Books don ´t die. They have an immortality that flesh and blood will never possess. Muses get flushed down the toilet every day along with other waste materials our life produces. Did Hector Berlioz ever regret having met Henrietta Smithson and dedicating his Symphonie Fantastique to such a mediocre moneydigger? Well, his pocket certainly suffered. All to end in despair and disappointment. Can he call me as welcome new member to his club, along with Dante cuddling a doll who looks like Beatrice or Petrarch with his mummified cat still longing for Laura? No. I never took my muse to the barber, nor shared a breakfast with the shadow. As much as nobody can get pregnant from watching a greedy Mahgreb gigolo ejaculating against the wall through a webcam, you cannot take responsibility for someone who has never sneezed over your left cheek. Fairy tales are only that. Sorry. But they can yield interesting products, such as these words that now you devour. Someday my grandkids will pay their college fee with money given by this non fiction book written by their crazy yet pragmatic ancestress, and they will invent stories about a shadowy phantom dancing in the background, but whose bloodline they aren´t related to.
There is no labor blood around my ankles.
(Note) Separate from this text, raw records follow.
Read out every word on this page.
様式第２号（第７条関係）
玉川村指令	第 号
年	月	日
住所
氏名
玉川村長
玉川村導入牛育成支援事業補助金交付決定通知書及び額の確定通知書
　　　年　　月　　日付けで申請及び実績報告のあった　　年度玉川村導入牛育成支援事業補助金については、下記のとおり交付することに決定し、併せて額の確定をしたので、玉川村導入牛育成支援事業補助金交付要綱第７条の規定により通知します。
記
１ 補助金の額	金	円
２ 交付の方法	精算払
No placenta to show . I gave birth alone, like a hen who saw the shadow of a rooster and laid a white egg, as my grandma used to say. I used lots of music, my knowledge of history as the historian I am, the circumstances given every day to me by life, sometimes on a silver tray, other days with a kick in the ass. I almost deluded myself sometimes into believing there was a pot of gold at the end of this rainbow, or a happy ending like an American Hollywood blockbuster film. The almost made all the difference. Translation into Spanish is one penstroke away from this. A hard or soft cover is only a matter of choice. The pictures will come easily and the book is done. Elton John wrote Your Song. I wrote this scrapbook, and all the time it was focused on one person: the me that I became while I was life ´s avid student.